De bijdragen van Nash en Nirenberg bevinden zich vooral op het terrein van de zuivere wiskunde. Zulke objecten en ruimtes worden eerst en vooral bestudeerd omdat ze van zichzelf interessant zijn, en interessante connecties hebben met andere takken van wiskunde. Niettemin noemde het Abelcomité als praktische toepassing van hun werk, dat het leidt tot een beter begrip van de stroming van vloeistoffen, zoals water rond brugpijlers of de romp van een schip. Gekromde ruimtes (van vier dimensies) spelen bijvoorbeeld ook een rol in Einsteins Algemene Relativiteitstheorie die zwaartekracht interpreteert als een door een massa plaatselijk gekromde ruimte.
Een belangrijk resultaat van Nash, dat hij samen met de Nederlander Nico Kuiper (overleden in 1994) ontdekte, is het Nash-Kuiper inbeddingstheorema. Dit zegt dat elke abstracte structuur (‘voorwerp’) in een positief gekromde ruimte, isometrisch ingebed kan worden in onze gewone ruimte. ‘Isometrisch’ betekent: zonder vervorming, zonder dat de afstand tussen twee willekeurige punten in het voorwerp verandert.
Een voorbeeld van wat dit betekent zie je in de afbeeldingen hieronder:
Mysterieuze verbanden
Nash (1928) en Nirenberg (1925) zijn beiden hoogbejaard, dus het is maar te hopen dat ze in mei nog in staat zijn om hun prijs in Oslo in ontvangst te nemen. Nash kreeg naarmate hij ouder werd geleidelijk aan minder last van zijn psychotische wanen en leidt nu een min of meer normaal leven. Maar volgens eigen zeggen is met het verdwijnen van zijn ziekte ook zijn vermogen om nieuwe wiskunde te ontdekken verdwenen.

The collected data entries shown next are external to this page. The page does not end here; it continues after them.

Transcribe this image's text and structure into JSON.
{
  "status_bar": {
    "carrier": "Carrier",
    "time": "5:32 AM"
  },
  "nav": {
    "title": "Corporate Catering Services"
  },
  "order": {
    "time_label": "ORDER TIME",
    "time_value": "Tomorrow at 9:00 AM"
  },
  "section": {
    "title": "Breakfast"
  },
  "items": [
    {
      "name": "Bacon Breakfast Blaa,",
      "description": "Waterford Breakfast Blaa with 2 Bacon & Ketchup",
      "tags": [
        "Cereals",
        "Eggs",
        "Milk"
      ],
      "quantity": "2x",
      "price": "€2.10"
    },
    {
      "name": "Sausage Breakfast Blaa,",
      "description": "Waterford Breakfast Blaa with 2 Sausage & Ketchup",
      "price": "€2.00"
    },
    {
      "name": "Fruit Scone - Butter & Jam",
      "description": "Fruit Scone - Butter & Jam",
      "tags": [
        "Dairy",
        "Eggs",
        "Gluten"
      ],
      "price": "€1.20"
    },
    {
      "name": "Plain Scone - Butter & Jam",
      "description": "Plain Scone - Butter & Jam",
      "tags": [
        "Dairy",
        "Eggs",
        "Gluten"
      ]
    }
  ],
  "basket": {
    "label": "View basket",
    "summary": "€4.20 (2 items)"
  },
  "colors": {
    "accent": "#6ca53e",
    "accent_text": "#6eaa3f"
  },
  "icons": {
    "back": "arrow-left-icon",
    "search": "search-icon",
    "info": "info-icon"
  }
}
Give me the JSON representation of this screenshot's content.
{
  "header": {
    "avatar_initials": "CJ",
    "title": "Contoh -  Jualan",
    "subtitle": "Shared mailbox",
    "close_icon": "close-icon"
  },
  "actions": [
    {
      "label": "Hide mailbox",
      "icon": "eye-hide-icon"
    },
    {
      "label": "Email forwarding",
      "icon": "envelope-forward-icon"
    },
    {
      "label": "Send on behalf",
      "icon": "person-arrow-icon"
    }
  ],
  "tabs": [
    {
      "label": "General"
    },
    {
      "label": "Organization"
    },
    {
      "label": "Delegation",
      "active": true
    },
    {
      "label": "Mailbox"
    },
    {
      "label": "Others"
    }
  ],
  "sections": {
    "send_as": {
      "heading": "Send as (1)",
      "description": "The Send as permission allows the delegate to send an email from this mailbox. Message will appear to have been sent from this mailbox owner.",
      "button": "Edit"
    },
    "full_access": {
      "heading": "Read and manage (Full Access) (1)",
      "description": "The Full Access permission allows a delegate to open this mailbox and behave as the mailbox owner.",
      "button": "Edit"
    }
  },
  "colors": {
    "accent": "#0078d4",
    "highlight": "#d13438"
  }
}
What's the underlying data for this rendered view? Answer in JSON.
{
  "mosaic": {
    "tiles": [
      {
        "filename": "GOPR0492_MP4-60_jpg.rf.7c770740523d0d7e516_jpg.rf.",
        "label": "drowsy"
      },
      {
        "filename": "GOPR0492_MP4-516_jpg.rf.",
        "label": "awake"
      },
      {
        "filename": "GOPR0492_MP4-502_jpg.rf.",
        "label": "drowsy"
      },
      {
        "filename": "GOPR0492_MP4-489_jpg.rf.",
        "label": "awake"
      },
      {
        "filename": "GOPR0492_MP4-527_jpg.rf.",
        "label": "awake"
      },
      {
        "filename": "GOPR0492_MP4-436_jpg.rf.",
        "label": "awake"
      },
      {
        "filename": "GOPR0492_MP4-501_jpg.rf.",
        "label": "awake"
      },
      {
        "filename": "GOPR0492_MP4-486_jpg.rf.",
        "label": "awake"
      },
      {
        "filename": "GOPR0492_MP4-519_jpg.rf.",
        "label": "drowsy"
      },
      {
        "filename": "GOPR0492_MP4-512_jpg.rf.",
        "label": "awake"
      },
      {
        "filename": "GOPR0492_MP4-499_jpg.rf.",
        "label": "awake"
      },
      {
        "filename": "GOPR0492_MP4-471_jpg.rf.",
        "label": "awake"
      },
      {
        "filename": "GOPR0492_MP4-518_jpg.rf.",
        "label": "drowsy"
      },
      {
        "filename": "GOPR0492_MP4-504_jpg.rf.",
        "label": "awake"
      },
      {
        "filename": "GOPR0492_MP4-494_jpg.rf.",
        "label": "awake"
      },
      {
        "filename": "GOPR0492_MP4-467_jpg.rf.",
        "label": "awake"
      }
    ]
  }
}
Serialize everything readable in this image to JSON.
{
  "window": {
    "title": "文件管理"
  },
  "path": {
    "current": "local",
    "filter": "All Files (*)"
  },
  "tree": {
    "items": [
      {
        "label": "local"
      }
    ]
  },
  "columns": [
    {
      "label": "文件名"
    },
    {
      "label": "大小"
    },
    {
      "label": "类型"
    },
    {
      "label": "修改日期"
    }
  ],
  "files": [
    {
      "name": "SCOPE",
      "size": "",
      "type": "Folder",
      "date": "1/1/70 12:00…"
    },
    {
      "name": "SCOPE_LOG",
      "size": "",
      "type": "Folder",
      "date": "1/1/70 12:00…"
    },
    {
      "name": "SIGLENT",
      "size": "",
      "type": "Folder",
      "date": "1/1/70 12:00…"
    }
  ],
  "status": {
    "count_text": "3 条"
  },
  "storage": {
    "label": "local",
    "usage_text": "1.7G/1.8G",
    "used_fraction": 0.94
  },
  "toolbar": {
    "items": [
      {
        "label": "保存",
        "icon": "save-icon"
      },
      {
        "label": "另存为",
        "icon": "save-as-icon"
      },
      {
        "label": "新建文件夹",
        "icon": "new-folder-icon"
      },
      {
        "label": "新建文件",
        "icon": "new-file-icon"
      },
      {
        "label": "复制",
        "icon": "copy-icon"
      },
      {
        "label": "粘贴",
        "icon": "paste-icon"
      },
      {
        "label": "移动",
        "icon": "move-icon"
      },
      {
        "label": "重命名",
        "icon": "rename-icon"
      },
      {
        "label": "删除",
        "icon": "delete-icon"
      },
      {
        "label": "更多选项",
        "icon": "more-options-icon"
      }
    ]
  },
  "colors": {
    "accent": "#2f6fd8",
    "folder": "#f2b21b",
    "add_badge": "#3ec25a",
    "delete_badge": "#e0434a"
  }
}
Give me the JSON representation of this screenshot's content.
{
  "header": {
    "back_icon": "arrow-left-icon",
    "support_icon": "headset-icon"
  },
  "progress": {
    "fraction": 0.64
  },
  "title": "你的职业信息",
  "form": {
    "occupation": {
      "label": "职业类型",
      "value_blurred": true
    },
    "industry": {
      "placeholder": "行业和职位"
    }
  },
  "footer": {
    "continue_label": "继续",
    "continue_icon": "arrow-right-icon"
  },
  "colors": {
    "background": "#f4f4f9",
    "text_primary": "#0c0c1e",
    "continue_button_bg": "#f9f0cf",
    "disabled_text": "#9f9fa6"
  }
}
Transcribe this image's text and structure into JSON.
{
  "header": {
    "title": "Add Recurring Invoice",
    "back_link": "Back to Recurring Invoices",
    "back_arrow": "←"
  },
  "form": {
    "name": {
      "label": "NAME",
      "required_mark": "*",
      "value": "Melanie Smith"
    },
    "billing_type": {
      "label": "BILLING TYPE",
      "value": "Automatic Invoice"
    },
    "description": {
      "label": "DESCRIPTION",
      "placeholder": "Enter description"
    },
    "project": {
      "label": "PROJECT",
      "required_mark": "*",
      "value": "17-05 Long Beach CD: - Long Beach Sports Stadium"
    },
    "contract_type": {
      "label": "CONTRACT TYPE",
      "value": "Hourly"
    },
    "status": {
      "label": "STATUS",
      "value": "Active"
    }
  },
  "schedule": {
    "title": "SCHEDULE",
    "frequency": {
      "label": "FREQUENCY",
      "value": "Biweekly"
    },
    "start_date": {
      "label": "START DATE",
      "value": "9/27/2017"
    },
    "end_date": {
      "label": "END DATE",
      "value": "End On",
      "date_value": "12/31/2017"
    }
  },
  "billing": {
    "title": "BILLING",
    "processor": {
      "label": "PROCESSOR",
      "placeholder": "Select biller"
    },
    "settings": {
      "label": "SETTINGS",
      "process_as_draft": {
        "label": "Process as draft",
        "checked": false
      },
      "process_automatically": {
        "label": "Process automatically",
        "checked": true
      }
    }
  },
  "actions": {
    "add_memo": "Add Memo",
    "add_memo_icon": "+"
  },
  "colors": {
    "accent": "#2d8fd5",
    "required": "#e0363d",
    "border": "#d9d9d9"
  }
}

Nirenberg klonk nog helder van geest en energiek tijdens een telefoongesprek vanuit Canada met de presentator van de Abel-ceremonie. Blijkbaar volgt hij de laatste ontwikkelingen nog. “De laatste tijd ontdekken we steeds meer mysterieuze verbanden tussen heel verschillende takken van de wiskunde. Dat is wat wiskunde zo fascinerend maakt, hoewel je het grootste deel van de tijd vast zit, en niet weet hoe je verder moet komen.”